Тут с улицы послышался мягкий топот копыт, звяканье стремян, шумные вздохи лошадей.
Хвощинский распахнул окно.
— Вот! — радостно воскликнул он. — Как раз кстати: это казаки из вашей сотни. Они ходили в горные аулы. Пойдемте, заодно посмотрите и людей…
Офицеры вышли. Перед саклей спешились несколько всадников.
Размундштучив лошадей, они сразу ослабили подпруги, ладонями смахнули с лошадиных спин обильный пот. Казаки покрылись в дороге пылью, ходили от долгой скачки раскоряками, лица у них были усталыми.
— А вот и ваш урядник Трехжонный, — показал полковник на пожилого костистого мужика с обличьем Пугачева, — он казак весьма исправный…
Урядник, неторопливо высморкавшись, пошагал к офицерам.
Длиннющая змея нагайки его, оплетенной с хвоста в пряди конского волоса, волочилась за ним в серой рыхлой пыли.

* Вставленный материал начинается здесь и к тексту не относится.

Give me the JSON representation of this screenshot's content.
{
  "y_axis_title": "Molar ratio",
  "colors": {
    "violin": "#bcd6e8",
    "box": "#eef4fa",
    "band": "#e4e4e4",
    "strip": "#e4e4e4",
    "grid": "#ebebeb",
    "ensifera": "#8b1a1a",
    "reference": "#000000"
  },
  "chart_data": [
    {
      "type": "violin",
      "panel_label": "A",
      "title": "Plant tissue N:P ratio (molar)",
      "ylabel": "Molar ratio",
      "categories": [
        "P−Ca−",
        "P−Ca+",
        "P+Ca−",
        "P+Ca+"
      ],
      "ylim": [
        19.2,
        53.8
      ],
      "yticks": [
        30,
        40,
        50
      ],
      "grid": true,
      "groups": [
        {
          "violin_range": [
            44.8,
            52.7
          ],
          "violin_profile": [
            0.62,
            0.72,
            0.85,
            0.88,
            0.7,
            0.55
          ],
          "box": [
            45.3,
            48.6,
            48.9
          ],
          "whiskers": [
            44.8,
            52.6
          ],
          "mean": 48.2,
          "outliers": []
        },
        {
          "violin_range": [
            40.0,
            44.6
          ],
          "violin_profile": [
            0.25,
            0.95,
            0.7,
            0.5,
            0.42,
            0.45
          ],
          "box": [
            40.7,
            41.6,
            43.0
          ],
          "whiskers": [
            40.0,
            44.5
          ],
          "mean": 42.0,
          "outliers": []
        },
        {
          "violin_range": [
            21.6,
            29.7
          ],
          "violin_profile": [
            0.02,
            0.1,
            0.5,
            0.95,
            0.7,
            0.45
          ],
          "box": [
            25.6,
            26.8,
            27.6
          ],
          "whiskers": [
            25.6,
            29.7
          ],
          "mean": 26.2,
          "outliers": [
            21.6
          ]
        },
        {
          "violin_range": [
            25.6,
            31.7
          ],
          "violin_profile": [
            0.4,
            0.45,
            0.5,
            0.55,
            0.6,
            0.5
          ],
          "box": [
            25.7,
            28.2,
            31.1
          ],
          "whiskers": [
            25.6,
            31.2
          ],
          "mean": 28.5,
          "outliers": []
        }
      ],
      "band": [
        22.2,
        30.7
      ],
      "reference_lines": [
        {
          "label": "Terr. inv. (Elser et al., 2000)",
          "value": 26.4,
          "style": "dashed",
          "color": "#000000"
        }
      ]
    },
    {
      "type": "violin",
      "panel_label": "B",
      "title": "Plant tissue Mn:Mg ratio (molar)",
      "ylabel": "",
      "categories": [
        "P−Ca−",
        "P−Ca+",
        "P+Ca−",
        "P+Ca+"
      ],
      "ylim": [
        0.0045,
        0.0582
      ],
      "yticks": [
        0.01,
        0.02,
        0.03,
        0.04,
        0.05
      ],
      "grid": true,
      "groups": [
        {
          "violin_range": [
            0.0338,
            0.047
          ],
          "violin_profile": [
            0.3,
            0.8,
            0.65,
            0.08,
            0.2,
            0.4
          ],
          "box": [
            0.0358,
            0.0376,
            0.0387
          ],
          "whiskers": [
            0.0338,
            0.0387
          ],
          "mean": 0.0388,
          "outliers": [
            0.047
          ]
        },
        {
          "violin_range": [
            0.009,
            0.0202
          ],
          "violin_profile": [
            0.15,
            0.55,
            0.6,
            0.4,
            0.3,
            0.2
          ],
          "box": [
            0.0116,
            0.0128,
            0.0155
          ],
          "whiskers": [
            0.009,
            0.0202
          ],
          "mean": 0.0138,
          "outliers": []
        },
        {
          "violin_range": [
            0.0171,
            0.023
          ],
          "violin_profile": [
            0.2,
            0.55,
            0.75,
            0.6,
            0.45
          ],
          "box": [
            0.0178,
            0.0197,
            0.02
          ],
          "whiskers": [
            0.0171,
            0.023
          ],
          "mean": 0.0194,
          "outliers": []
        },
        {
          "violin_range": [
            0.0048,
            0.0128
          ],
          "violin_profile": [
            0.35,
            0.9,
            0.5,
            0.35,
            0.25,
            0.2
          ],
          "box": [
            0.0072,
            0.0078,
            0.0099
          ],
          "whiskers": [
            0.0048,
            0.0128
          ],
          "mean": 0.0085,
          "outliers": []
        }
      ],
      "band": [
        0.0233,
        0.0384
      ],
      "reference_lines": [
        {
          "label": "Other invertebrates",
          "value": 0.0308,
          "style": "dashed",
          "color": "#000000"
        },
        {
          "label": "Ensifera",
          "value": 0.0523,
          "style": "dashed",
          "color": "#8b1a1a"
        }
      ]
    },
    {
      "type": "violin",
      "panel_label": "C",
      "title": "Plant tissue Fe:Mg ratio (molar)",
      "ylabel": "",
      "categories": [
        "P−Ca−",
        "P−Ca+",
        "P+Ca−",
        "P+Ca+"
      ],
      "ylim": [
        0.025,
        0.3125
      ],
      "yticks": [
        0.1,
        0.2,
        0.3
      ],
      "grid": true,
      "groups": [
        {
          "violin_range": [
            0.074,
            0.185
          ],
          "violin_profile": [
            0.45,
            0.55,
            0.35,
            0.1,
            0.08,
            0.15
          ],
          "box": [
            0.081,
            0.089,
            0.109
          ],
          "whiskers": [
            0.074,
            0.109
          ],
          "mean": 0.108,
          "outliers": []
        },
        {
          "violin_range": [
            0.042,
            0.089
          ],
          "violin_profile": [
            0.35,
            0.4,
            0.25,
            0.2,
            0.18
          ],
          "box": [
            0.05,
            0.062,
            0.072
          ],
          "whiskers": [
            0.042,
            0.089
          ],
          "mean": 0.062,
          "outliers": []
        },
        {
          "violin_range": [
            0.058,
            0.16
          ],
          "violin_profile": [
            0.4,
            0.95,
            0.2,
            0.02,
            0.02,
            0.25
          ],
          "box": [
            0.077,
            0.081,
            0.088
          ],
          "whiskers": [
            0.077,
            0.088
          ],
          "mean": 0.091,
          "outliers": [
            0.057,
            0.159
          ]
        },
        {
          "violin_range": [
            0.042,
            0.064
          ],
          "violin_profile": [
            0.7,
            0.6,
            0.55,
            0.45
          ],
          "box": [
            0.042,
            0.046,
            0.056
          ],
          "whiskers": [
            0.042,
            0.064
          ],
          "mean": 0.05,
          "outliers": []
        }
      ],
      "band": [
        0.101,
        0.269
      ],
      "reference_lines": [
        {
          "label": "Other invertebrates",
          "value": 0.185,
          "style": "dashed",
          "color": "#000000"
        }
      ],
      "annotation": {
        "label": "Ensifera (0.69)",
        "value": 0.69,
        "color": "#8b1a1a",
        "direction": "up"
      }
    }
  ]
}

Трехжонный с небрежной ленцой козырнул под мохнатую шапку.
— Так что, ваше высокоблагородие, — сочно сказал он, — возвернулись мы… Экая подлость! По камнюгам все больше, ажник подковы ссеклись. Чичас до кузни едем. А в аулах-то, кажись, спокойно. Вы не тревожьтесь, ваше высокоблагородие. Только вот давеча мне армяне шибко жаловались…
— Что там? — живо спросил Хвощинский. — Какой аул?
— Да не то вроде Курдусук… Или же — Бардысык. Запамятовал, кажись, по причине необразованности… Там, ваше высокоблагородие, овец пощипали. Во субботу, кажись. А потом двух девок не нашли. Одна — грузинка, другая — жидовка будто, сказывали.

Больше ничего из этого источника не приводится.